Giovane artista ottantenne Ugo Caggiano è un dono della fantasia

Nella mattinata del  27 aprile 2020 Ugo Caggiano, “giovane artista ottantenne”, ha riconsegnato le chiavi. Pittore-scultore si definiva, ma riteniamo più giusto usare la parola che comprendeva entrambi i termini, e molto di più: POETA. Poeta giovane perché capace di giocare con l’arte quotidianamente, non tralasciando  di unire al gioco la poesia. Che cosa sono stati ottant’anni per uno spirito così?

Viene anche da pensare: che cosa sia la morte, dopo una vita vissuta e goduta nel pieno di una siffatta trascendente passione. Ripensando ad alcune sue opere – ma potremmo dire tutte – risulta con evidenza che Caggiano, sia nella “bi” che nella “tri” dimensionalità ha cercato di mettere pezzetti significativi della sua vita, quella immaginata e quella reale, a partire da un’infanzia, più volte da lui evocata anche in occasioni ‘pubbliche’, come ‘inizio’ della sua avventura di poeta.
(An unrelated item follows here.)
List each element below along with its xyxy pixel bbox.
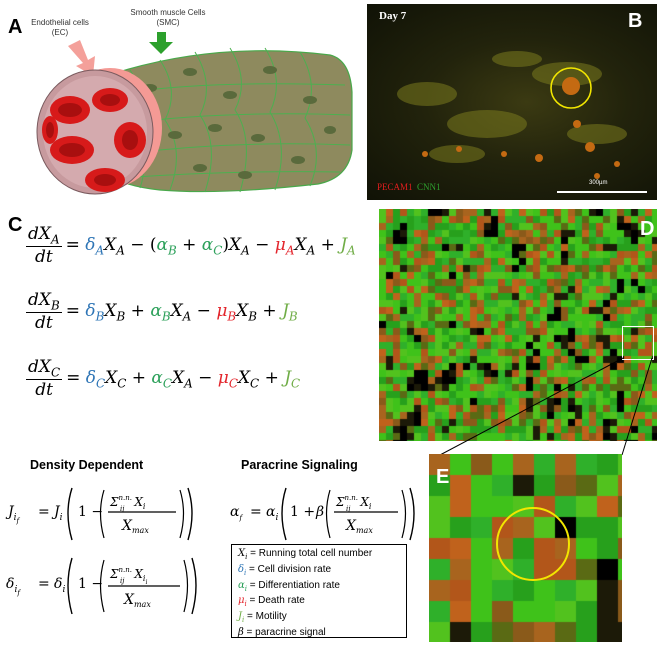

Qualche anno fa, in occasione di una sua mostra personale in Palazzo Sangallo a Tolentino (https://www.larucola.org/2015/09/09/ugo-caggiano), a conclusione della cerimonia di inaugurazione, e dopo che la sua arte era stata commentata, sminuzzata, analizzata come al microscopio, lui volle prendere la parola, quasi di prepotenza, consapevole di averne il maggior diritto, per “dire la sua”, dopo che gli altri avevano esaurito le loro pur dignitosissime riflessioni.

Parlò della sua infanzia, con trepida gratitudine, come di una musa che mai lo aveva abbandonato; per significare che la sua arte partiva da lì, e traeva ancora il suo alimento essenziale da quella stagione. E non si riconosceva particolari meriti se non quello della fedeltà a ciò che aveva costituito la sua buona sorte.

Nessuno dei presenti, malgrado l’ora piuttosto tarda guardò l’orologio, e i suoi occhi arrossati ebbero la capacità d’intenerire buona parte degli astanti della stessa sua  commozione. Caro Ugo, con le tue opere e con le tue parole ci regalasti un pomeriggio di cultura che per alcuni di noi resta memorabile!

Altro ricordo assai vivo fu la mostra che “inventasti” all’interno degli spazi del Lube Store a Caldarola; la intitolasti “Pitto sculture mobili musicali”. Presentavi quadri e sculture inedite che la Direzione del Lube Store aveva avuto la sensibilità di capire e far conoscere all’interno di una struttura trasudante modernità. Esprimevi, attraverso una varietà di tecniche, che comprendeva anche il suono e la musica, un’arte a più tempi e significati, come risultante di una stratificazione di esperienze vissute, capaci di evidenziarsi originalmente a livello concettuale, linguistico ed estetico, senza sacrificio di una di queste componenti.

Erano i tuoi “giocattoli” mobili, colorati, armonici, divertenti, che per tua generosità offrivi anche a noi, per rallegrarci della tua fantasia. E il successo fu pieno. In una delle ultime telefonate tra noi ci piacque riferirti una storia che ti riguardava personalmente.

Conversando con Umberto Peschi nel suo studio, un pomeriggio d’inverno dei primi anni ‘90, lo scultore del ‘tarlo’ ragionando su ciò che di buono si andava proponendo dalle nostre parti, fece due nomi di artisti che a suo avviso erano tra i più validi in assoluto. Uno di questi nomi era il tuo. La cosa, a sentirla dopo anni, ti fece enorme piacere, perché il Peschi lo avevi conosciuto sin dai tempi dell’Istituto d’Arte a Macerata, e sempre apprezzato, anche se dichiaravi che il tuo maestro di elezione era stato Vincenzo Monti. Ma i due, pur antitetici nell’uso e nella visione dei linguaggi artistici si stimavano reciprocamente. Entrambi avevano ben visto e stimato le tue attitudini artistiche. E di arte certo se ne intendevano!

Caro Ugo, quanto avresti ancora avuto da dirci; quanto coraggio e quanta poesia avresti potuto ancora donarci per alleviarci gli animi anche nella tremenda situazione che stiamo vivendo! Dovremo ripiegare sulle opere che ci hai lasciato. E non è poco! Ciao poeta, e grazie di tutto!